St. Cecilia Roman Catholic Cemetery has historic value for its connection to St. Lawrence’s flurospar mining industry, which was a major employer and mainstay of the local economy from the 1930s into the 1970s. St. Cecilia and other area cemeteries underscore the sad side of the town’s mining heritage, for there are interred the bodies of miners whose deaths have been linked to industrial disease contracted in fluorspar mines.
St. Cecilia Roman Catholic Cemetery has historic value as a physical record of St. Lawrence’s past. Its gravemarkers are inscribed with information pertaining to genealogy, such as familial relationships and dates of birth and death, and local history, including information about tragic events such as shipwrecks. The gravemarkers can thus be considered as artifacts to the community’s landscape. While there is at least one instance of limestone, most of the older markers are white marble in tablet or column forms (typical of their age) and most of the newer ones are granite. The designs of many of the markers include religious iconography associated with the Catholic faith. Some of the more recent headstones include soccer motifs, underlying the area’s particular affinity with the sport.
The gravemarkers also contribute to the cemetery’s aesthetic value, along with the array of fencing in wood, masonry, metal or concrete demarcating the boundaries of individual or family grave plots, and the organic way in which the layout of the plots has evolved over the years. A large, erect, concrete crucifix on site marks the cemetery as a Christian one. Together with the grassy cemetery’s prominent, roadside location, these elements make St. Cecilia Roman Catholic Cemetery a distinctive landmark in St. Lawrence.
Source: Town of St. Lawrence motion 05-128, designated at a regular meeting of the St. Lawrence Town Council held August 16, 2005.
Character Defining Elements
All those extant features which contribute to the historic and aesthetic value of the cemetery, including:
-inscriptions and designs of gravemarkers;
-preponderance of marble headstones amongst the older gravemarkers;
-grave plot boundary fencing in wood, concrete, masonry or metal;
-concrete crucifix;
-grassy groundcover, and;
-prominent location off main road.
Notes
Surnames recorded on gravemarkers in the cemetery include: Alyward, Burry, Brackett, Brenton, Brewer, Brinston, Brisson, Brown, Burke, Churchill, Clarke, Coady, Collins, Cusack, Cusick, Cuza, Dober, Dodeman, Downs, Doyle, Drake, Dunphy, Earle, Edwards, Emberly, Etchegary, Farrel, Ferrie, Fewer, Fitzpatrick, Flanningan, Fowler, Ghaney, Giovannini, Haley, Handrigan, Harnet, Hodder, Holmes, Kearney, Kelly, Kettle, Lacey, Lake, Lambe, Lambert, Lannon, Letertre, Loder, Lundrigan, Maddigan, Melloy, Miller, Molloy, Mondry, Murray, O’Reilly, Paul, Perrot, Pike, Pittman, Power, Poynter, Quirke, Reha, Rennie, Robere, Roul, Saint, Shea, Slaney, Spearns, Stacey, Stapleton, Strickland, Tarrant, Tilley, Tobin, Turpin and Walsh.

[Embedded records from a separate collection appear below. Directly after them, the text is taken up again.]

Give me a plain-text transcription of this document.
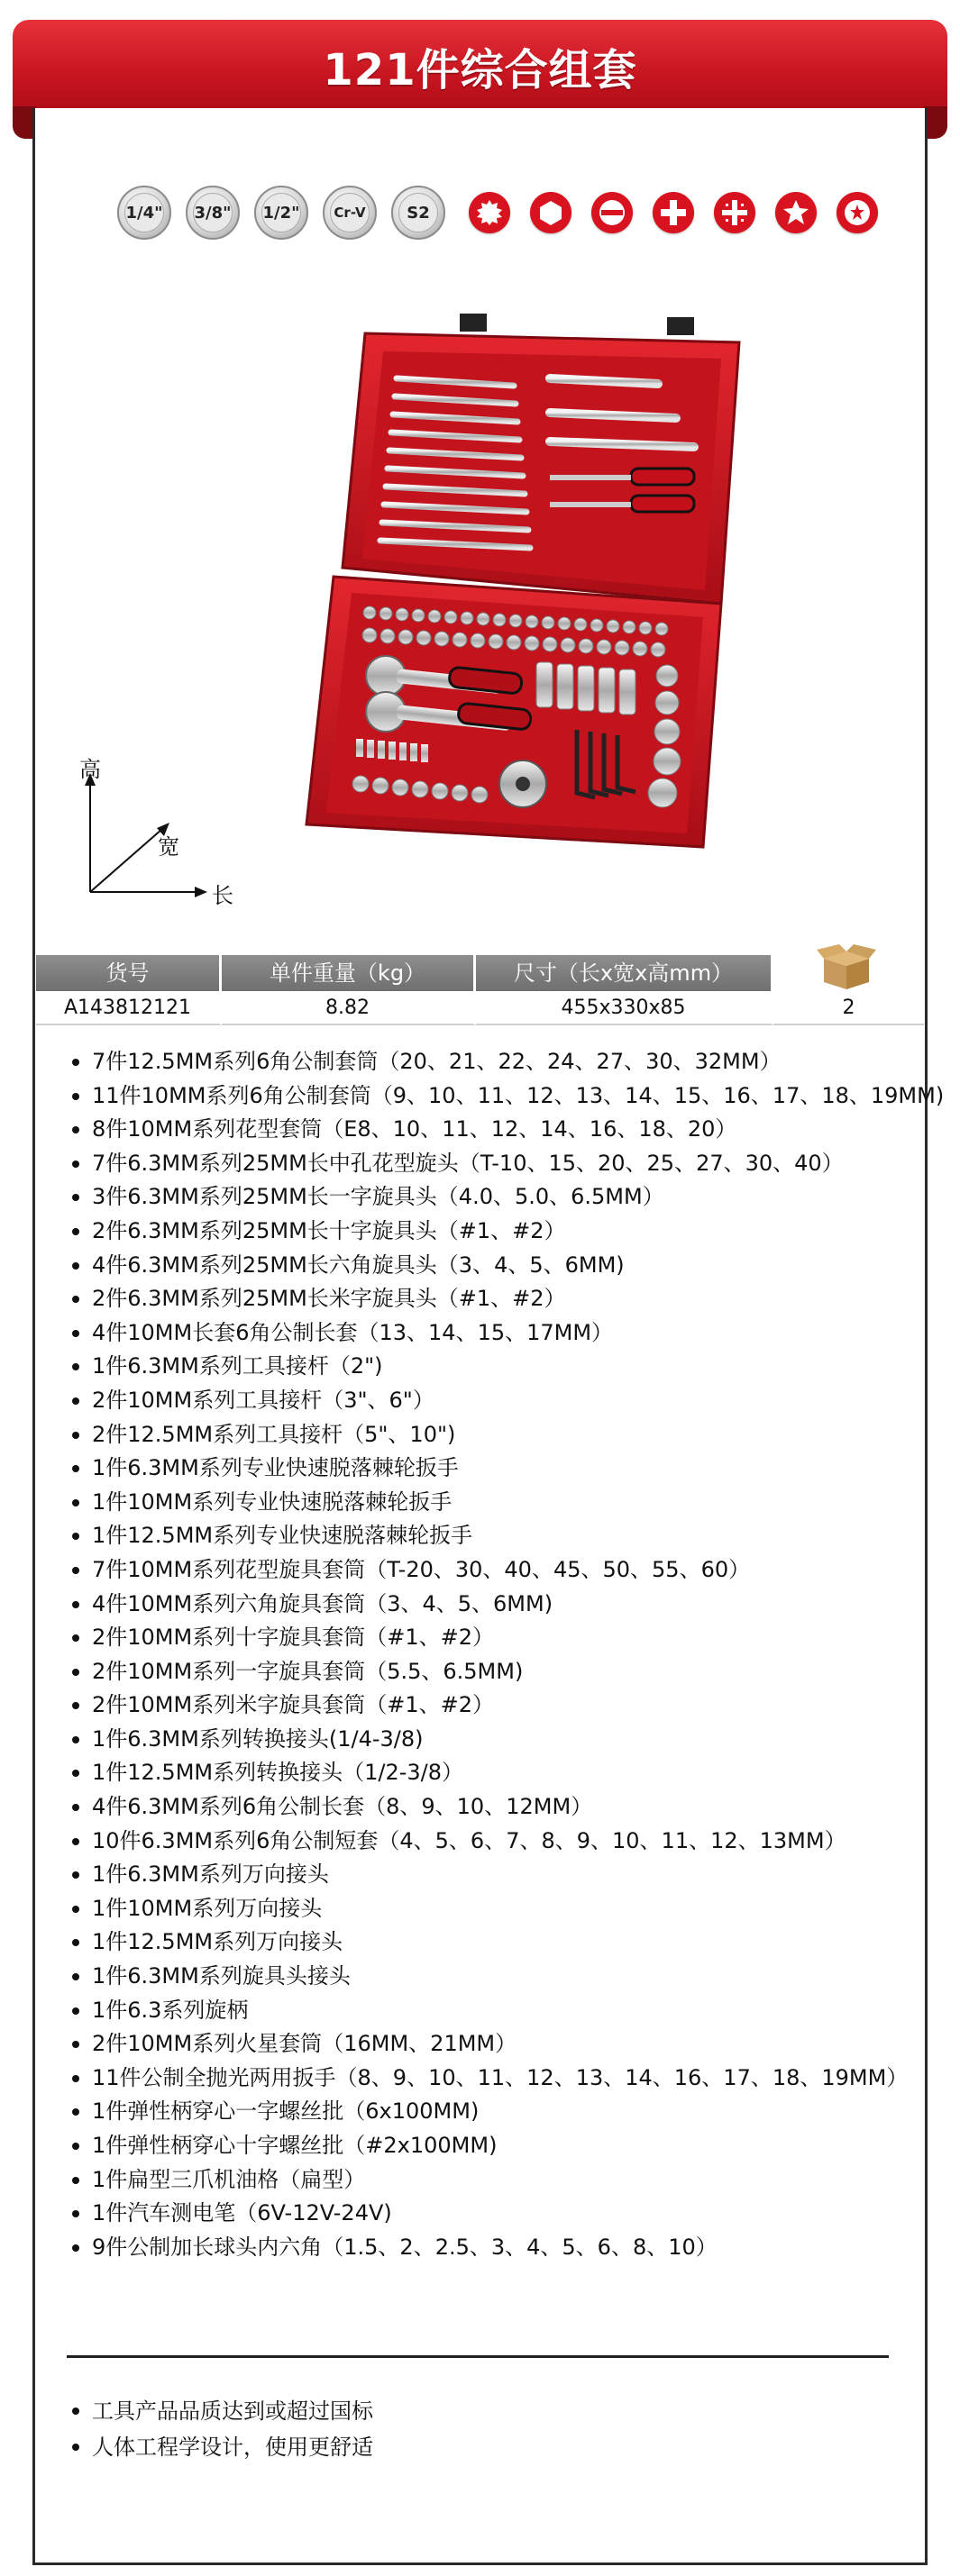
121件综合组套
1/4" 3/8" 1/2"	Cr-V	S2
高
宽
长
货号	单件重量（kg）	尺寸（长x宽x高mm）
A143812121	8.82	455x330x85	2
7件12.5MM系列6角公制套筒（20、21、22、24、27、30、32MM）
11件10MM系列6角公制套筒（9、10、11、12、13、14、15、16、17、18、19MM)
8件10MM系列花型套筒（E8、10、11、12、14、16、18、20）
7件6.3MM系列25MM长中孔花型旋头（T-10、15、20、25、27、30、40）
3件6.3MM系列25MM长一字旋具头（4.0、5.0、6.5MM）
2件6.3MM系列25MM长十字旋具头（#1、#2）
4件6.3MM系列25MM长六角旋具头（3、4、5、6MM)
2件6.3MM系列25MM长米字旋具头（#1、#2）
4件10MM长套6角公制长套（13、14、15、17MM）
1件6.3MM系列工具接杆（2")
2件10MM系列工具接杆（3"、6"）
2件12.5MM系列工具接杆（5"、10")
1件6.3MM系列专业快速脱落棘轮扳手
1件10MM系列专业快速脱落棘轮扳手
1件12.5MM系列专业快速脱落棘轮扳手
7件10MM系列花型旋具套筒（T-20、30、40、45、50、55、60）
4件10MM系列六角旋具套筒（3、4、5、6MM)
2件10MM系列十字旋具套筒（#1、#2）
2件10MM系列一字旋具套筒（5.5、6.5MM)
2件10MM系列米字旋具套筒（#1、#2）
1件6.3MM系列转换接头(1/4-3/8)
1件12.5MM系列转换接头（1/2-3/8）
4件6.3MM系列6角公制长套（8、9、10、12MM）
10件6.3MM系列6角公制短套（4、5、6、7、8、9、10、11、12、13MM）
1件6.3MM系列万向接头
1件10MM系列万向接头
1件12.5MM系列万向接头
1件6.3MM系列旋具头接头
1件6.3系列旋柄
2件10MM系列火星套筒（16MM、21MM）
11件公制全抛光两用扳手（8、9、10、11、12、13、14、16、17、18、19MM）
1件弹性柄穿心一字螺丝批（6x100MM)
1件弹性柄穿心十字螺丝批（#2x100MM)
1件扁型三爪机油格（扁型）
1件汽车测电笔（6V-12V-24V)
9件公制加长球头内六角（1.5、2、2.5、3、4、5、6、8、10）
工具产品品质达到或超过国标
人体工程学设计，使用更舒适
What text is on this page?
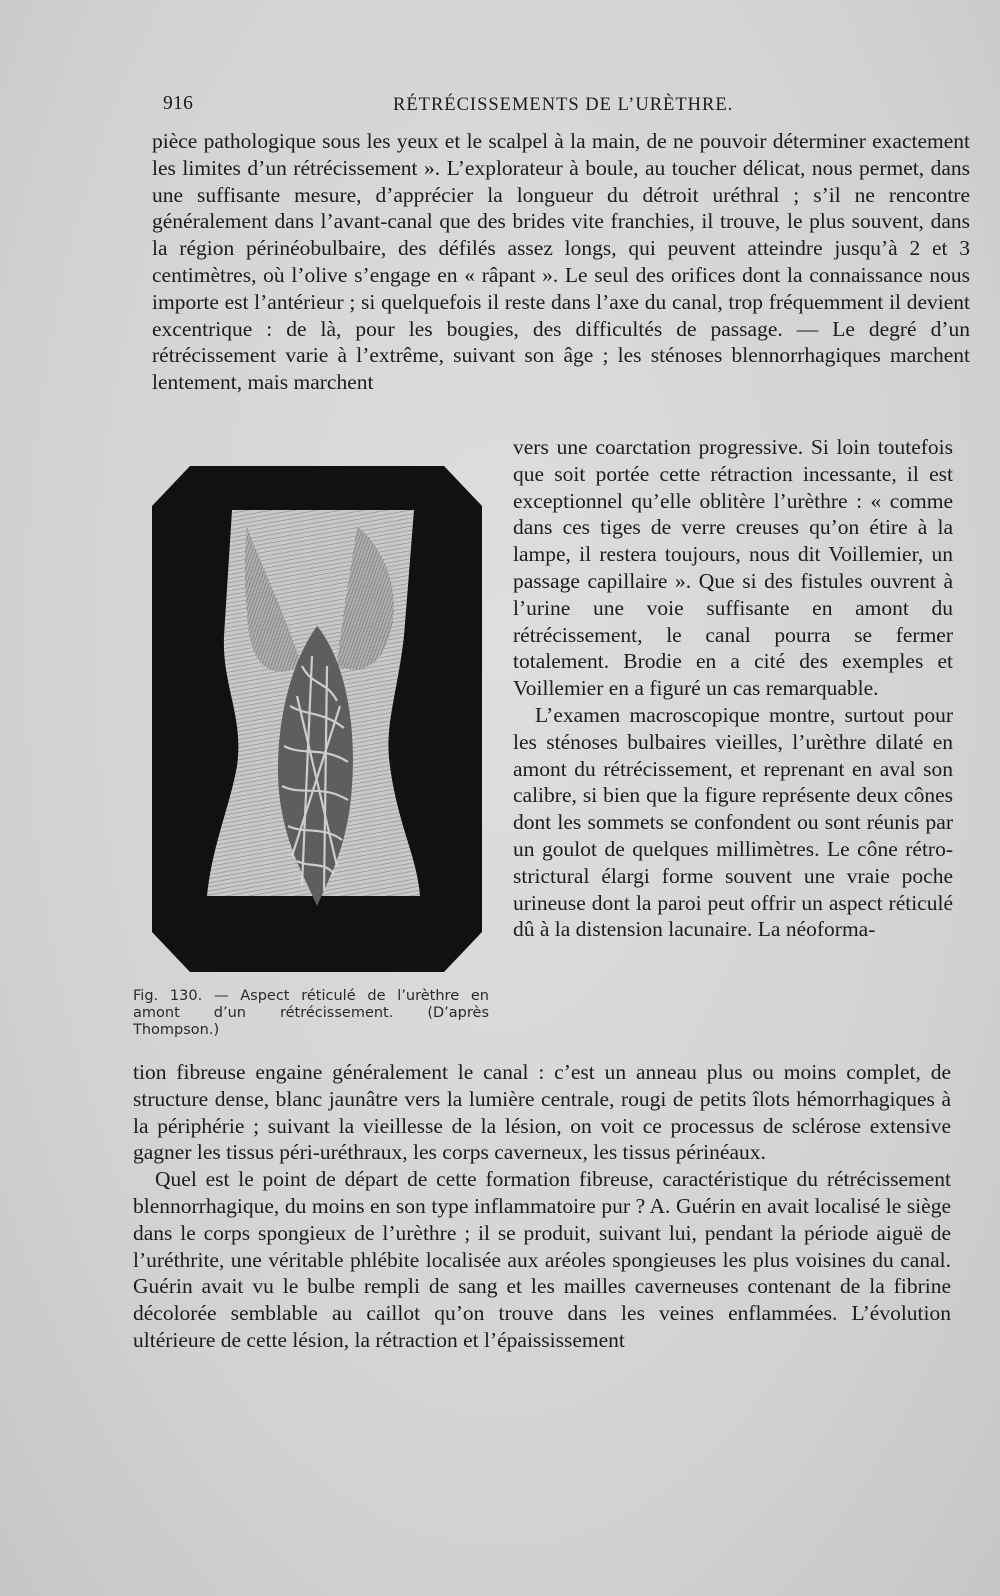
916	RÉTRÉCISSEMENTS DE L’URÈTHRE.

pièce pathologique sous les yeux et le scalpel à la main, de ne pouvoir déterminer exactement les limites d’un rétrécissement ». L’explorateur à boule, au toucher délicat, nous permet, dans une suffisante mesure, d’apprécier la longueur du détroit uréthral ; s’il ne rencontre généralement dans l’avant-canal que des brides vite franchies, il trouve, le plus souvent, dans la région périnéobulbaire, des défilés assez longs, qui peuvent atteindre jusqu’à 2 et 3 centimètres, où l’olive s’engage en « râpant ». Le seul des orifices dont la connaissance nous importe est l’antérieur ; si quelquefois il reste dans l’axe du canal, trop fréquemment il devient excentrique : de là, pour les bougies, des difficultés de passage. — Le degré d’un rétrécissement varie à l’extrême, suivant son âge ; les sténoses blennorrhagiques marchent lentement, mais marchent

Fig. 130. — Aspect réticulé de l’urèthre en amont d’un rétrécissement. (D’après Thompson.)

vers une coarctation progressive. Si loin toutefois que soit portée cette rétraction incessante, il est exceptionnel qu’elle oblitère l’urèthre : « comme dans ces tiges de verre creuses qu’on étire à la lampe, il restera toujours, nous dit Voillemier, un passage capillaire ». Que si des fistules ouvrent à l’urine une voie suffisante en amont du rétrécissement, le canal pourra se fermer totalement. Brodie en a cité des exemples et Voillemier en a figuré un cas remarquable.

L’examen macroscopique montre, surtout pour les sténoses bulbaires vieilles, l’urèthre dilaté en amont du rétrécissement, et reprenant en aval son calibre, si bien que la figure représente deux cônes dont les sommets se confondent ou sont réunis par un goulot de quelques millimètres. Le cône rétro-strictural élargi forme souvent une vraie poche urineuse dont la paroi peut offrir un aspect réticulé dû à la distension lacunaire. La néoforma-

tion fibreuse engaine généralement le canal : c’est un anneau plus ou moins complet, de structure dense, blanc jaunâtre vers la lumière centrale, rougi de petits îlots hémorrhagiques à la périphérie ; suivant la vieillesse de la lésion, on voit ce processus de sclérose extensive gagner les tissus péri-uréthraux, les corps caverneux, les tissus périnéaux.

Quel est le point de départ de cette formation fibreuse, caractéristique du rétrécissement blennorrhagique, du moins en son type inflammatoire pur ? A. Guérin en avait localisé le siège dans le corps spongieux de l’urèthre ; il se produit, suivant lui, pendant la période aiguë de l’uréthrite, une véritable phlébite localisée aux aréoles spongieuses les plus voisines du canal. Guérin avait vu le bulbe rempli de sang et les mailles caverneuses contenant de la fibrine décolorée semblable au caillot qu’on trouve dans les veines enflammées. L’évolution ultérieure de cette lésion, la rétraction et l’épaississement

Older headstones identify several of the deceased as Italian immigrants from Lucca, explaining the appearance of the family name Giovannini in St. Lawrence. The first Giovanninis there were merchants in the 1860s. The headstone of Robert Pike indicates that he died in December of 1917 upon the wreck of the schooner Creusa Giovannini.
In 1929 a tsunami that devastated the St. Lawrence area entered the lower corner of the cemetery and toppled some of the headstones.
The Memorial Miners’ Museum at St. Lawrence is located across the road from Mount Cecilia Cemetery. The light atop the replica miner’s helmet on the roof of the building shines into the cemetery at night.